Berlusconi's Shadow Looms Over Italian Bonds
(Bloomberg) -- Political turmoil is rarely a good backdrop for Italian bonds.
This time seems different. An auction of government debt on Friday showed investors had little inclination to demand higher borrowing costs to offset the risks around the prospect of a populist, anti-immigration government of the Five Star Movement and the League.
This shows the strength of the European Central Bank’s firepower. It already owns 340 billion euros ($405.7 billion) of Italian government bonds, commonly known as BTPs, in its current QE program. The bank has swallowed up all net new Italian issuance since it started purchases in 2015.

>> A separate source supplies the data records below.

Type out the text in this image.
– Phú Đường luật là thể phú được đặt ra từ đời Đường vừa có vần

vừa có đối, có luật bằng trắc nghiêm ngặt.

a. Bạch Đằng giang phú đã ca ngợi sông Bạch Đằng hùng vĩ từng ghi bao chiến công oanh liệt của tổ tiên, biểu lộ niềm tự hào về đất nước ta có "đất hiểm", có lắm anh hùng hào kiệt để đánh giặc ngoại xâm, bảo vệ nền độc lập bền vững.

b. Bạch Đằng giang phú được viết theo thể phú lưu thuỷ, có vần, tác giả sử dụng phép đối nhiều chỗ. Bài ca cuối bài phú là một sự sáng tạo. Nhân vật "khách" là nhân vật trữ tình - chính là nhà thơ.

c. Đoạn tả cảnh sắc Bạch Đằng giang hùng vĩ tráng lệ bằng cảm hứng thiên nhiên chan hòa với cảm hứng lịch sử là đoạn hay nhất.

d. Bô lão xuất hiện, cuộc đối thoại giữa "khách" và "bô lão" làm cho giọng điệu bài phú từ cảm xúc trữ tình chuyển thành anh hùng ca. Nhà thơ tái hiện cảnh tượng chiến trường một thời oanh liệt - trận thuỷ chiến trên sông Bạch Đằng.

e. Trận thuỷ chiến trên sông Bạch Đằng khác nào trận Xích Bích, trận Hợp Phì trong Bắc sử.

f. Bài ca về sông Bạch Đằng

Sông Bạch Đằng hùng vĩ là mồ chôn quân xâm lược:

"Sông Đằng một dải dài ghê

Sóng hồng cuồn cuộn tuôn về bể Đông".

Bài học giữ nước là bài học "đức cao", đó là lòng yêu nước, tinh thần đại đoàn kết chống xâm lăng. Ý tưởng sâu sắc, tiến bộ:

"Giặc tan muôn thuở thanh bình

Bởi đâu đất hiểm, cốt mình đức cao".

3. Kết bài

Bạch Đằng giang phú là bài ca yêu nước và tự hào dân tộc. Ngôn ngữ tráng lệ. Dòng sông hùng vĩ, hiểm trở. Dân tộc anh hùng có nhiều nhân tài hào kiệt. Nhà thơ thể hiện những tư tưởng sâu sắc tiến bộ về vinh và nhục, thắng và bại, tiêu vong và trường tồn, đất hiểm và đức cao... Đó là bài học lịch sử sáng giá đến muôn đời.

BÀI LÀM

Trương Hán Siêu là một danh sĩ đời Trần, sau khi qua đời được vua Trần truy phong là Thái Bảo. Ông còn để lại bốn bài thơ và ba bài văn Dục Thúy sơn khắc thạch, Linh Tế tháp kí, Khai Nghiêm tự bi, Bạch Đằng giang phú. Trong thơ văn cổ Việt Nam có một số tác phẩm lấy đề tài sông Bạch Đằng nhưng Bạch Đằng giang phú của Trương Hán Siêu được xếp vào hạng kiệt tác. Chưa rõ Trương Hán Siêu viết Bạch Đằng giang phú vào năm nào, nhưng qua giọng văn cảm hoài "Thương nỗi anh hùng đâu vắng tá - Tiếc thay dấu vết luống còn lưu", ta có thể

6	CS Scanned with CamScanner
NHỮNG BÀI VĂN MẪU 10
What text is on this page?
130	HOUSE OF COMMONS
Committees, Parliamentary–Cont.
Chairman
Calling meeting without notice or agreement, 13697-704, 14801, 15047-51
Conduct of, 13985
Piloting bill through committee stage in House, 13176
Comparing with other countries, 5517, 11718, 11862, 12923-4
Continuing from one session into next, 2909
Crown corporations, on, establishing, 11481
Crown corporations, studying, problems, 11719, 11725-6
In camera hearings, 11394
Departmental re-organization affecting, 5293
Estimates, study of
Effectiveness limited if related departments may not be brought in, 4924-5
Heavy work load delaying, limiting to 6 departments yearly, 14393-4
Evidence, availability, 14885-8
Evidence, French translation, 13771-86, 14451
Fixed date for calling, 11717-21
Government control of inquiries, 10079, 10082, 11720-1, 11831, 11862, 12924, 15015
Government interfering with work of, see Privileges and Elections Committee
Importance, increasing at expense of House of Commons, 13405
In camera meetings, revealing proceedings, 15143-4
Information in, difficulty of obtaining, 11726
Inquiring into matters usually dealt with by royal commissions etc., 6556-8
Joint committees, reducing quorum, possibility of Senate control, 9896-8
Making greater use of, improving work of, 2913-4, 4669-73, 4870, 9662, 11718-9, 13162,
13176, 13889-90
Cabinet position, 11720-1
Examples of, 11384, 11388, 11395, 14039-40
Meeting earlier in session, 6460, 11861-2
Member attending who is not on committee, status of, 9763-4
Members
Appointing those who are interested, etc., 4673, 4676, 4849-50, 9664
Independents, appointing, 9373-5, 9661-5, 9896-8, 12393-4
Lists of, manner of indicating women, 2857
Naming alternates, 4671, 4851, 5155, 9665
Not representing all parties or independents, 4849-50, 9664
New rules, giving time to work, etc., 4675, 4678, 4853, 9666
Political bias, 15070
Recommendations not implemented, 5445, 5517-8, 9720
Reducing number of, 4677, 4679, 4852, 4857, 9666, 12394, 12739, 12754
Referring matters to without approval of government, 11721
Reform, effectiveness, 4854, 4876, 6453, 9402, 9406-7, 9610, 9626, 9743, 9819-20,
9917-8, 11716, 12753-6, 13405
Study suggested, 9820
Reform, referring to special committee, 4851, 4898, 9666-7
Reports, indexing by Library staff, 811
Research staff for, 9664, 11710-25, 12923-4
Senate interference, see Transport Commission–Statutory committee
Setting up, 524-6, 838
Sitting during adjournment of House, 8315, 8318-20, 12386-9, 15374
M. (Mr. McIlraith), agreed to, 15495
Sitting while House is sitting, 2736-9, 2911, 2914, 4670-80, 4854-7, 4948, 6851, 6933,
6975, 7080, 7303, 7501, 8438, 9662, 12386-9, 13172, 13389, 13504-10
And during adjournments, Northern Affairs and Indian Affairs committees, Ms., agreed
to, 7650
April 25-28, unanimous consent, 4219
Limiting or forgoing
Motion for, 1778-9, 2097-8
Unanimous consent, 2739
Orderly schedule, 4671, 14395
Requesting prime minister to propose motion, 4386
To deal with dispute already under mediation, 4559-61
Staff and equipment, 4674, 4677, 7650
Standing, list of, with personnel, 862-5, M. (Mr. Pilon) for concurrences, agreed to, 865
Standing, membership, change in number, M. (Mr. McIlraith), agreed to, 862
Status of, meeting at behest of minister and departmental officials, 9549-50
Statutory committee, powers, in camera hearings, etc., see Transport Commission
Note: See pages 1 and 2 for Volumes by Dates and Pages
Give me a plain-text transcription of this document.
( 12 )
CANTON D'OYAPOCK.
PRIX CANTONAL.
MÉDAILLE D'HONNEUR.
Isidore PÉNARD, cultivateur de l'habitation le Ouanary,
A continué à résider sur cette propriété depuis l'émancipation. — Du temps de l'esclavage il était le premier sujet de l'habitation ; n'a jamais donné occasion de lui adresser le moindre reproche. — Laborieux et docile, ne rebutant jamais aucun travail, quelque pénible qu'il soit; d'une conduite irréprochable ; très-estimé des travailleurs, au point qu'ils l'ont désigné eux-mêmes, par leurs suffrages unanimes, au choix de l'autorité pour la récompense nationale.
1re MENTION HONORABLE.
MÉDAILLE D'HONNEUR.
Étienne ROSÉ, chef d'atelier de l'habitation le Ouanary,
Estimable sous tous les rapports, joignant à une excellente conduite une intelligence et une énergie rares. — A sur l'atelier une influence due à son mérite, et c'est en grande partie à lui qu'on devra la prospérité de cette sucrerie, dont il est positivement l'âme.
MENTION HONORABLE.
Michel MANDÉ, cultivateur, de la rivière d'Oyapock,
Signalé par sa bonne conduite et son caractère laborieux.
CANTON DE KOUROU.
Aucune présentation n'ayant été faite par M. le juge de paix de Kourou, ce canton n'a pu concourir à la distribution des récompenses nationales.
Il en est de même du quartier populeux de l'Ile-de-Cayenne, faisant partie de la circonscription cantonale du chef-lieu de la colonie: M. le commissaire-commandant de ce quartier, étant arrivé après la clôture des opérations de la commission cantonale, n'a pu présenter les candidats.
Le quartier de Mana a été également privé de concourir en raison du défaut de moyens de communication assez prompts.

The good times are far from over. While the flow of QE will probably come to a halt at the end of this year, the stock of existing purchases will remain, and the ECB will continue to reinvest maturing holdings. And in the short term, the 13.6 billion euros of debt maturing next week, and the further slug of 20.3 billion euros at the end of May, will keep cash flowing into the market.
This explains why Friday’s regular auction of three, seven and 15-year maturities went off without a hitch. Similarly, a eight-year BTP Italia bond aimed at retail investors should see decent demand when it launches next week. And the raft of supply due over the remainder of the year shouldn’t weigh on the market — Italy is about halfway through its planned 225 billion-euro issuance program this year, but there are nearly 150 billion of coupons and maturing bonds still to roll off.
That is why Italian yields have been able to tighten steadily to Germany from a high of over 200 basis points a year ago to 135 basis points now. It’s not a clean win, given that the improvement isn’t as vigorous as for Portugal or Spain. A widening of 20 basis points in the last three weeks is certainly justified, and more may well be due. But the ECB is not backing away from this fight. It has the flexibility to overbuy — as it has steadily over the past two years for BTPs.
The country’s recent history looms large over the market. Silvio Berlusconi’s attempt to deviate from budget discipline in 2011 did not end well for investors. The central bank pretty much refused to buy the country’s debt unless the government came back into line, which as a practical matter meant Berlusconi had to go. The installation of Mario Monti’s technocratic government shows who won.
While nothing is assured in Italian politics, a union of the hard right and anarchists seems to be on its way. The one area both parties agree on is fiscal expansion to revive growth, and whatever pushback against European Union fiscal rules would be needed to achieve that.
As long as any new Italian government keeps its anti-establishment sentiments to itself and doesn’t stray too far from the bloc’s rules, the central bank should be able to continue purchases, and that should keep a lid on yields. Five Star’s Luigi Di Maio and the League’s Matteo Salvini have toned down their anti-EU sentiment in recent months. Italian yields are betting that they’ll largely continue to sing Brussels’ and Frankfurt’s tune.